Mulai dari sarana dan prasarana yang sangat terbatas harus mengakomodir wilayah yang luas.

Demikian jumlah personel yang terbilang masih minim, harus ekstra kerja memberikan pelayanan.

Lalu, alokasi anggaran yang belum memadai, mendera perjalanan aktivitas kerja DLH Kabupaten Bone.

Kepala Dinas Lingkungan Hidup (DLH) Kabupaten Bone, Dray Vibrianto yang dikonfirmasi mengaku bersyukur. Raihan Piala Adipura 2023 bisa kembali diraih Kabupaten Bone.

“Hampir 20 tahun kita kembali raih Adipura. Penghargaan ini didedikasikan kepada seluruh masyarakat Bone,” kata Kadis Dray, kepada Nalarmedia.id, Ahad (3 Maret 2024).

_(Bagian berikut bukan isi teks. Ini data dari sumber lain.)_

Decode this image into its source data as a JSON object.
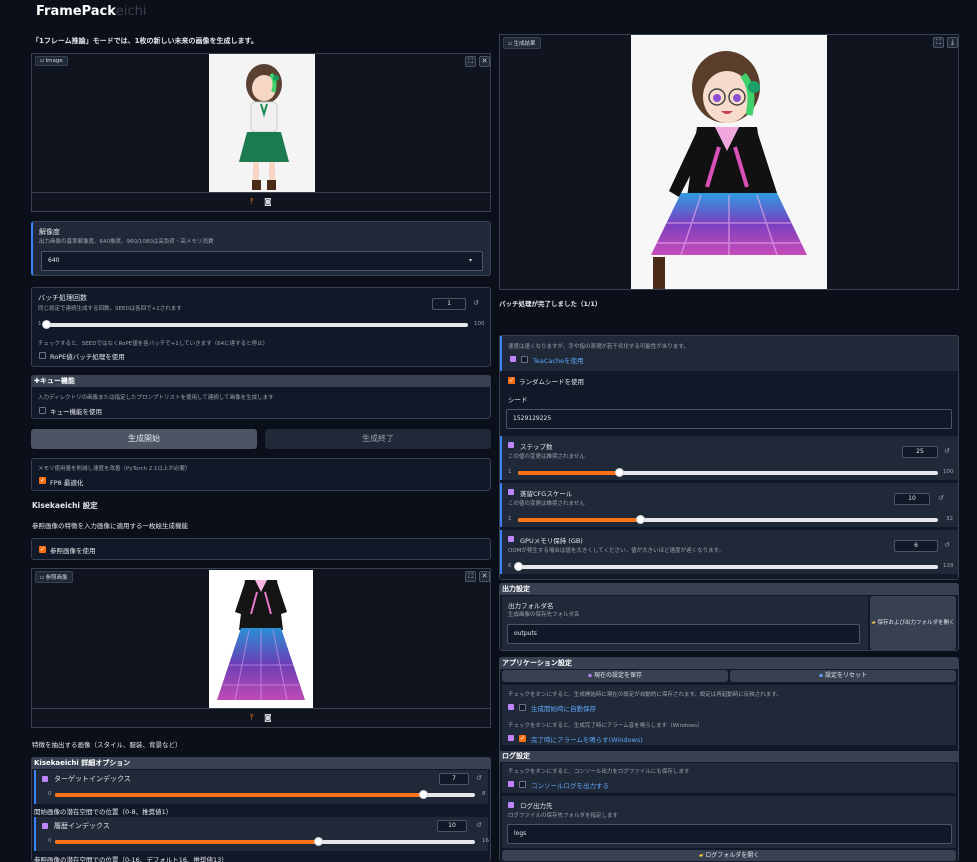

“Piala ini bukan akhir, tetapi bagian dari proses. Setiap hari merupakan penilaian Adipura oleh masyarakat,” sambungnya.

Kadis Dray tak menampik, keterbatasan dirasakan personel DLH Bone. Hal ini pun menjadi kendala nyata dalam menjaga kebersihan kota.

Meski demikian, berkat dukungan mantan bupati Bone, Andi Fahsar Mahdin Padjalangi bersama mantan wakil bupati Bone, Ambo Dalle serta arahan dari Pj Bupati Bone, Andi Islamuddin sehingga Bone bisa meraih Piala Adipura 2023.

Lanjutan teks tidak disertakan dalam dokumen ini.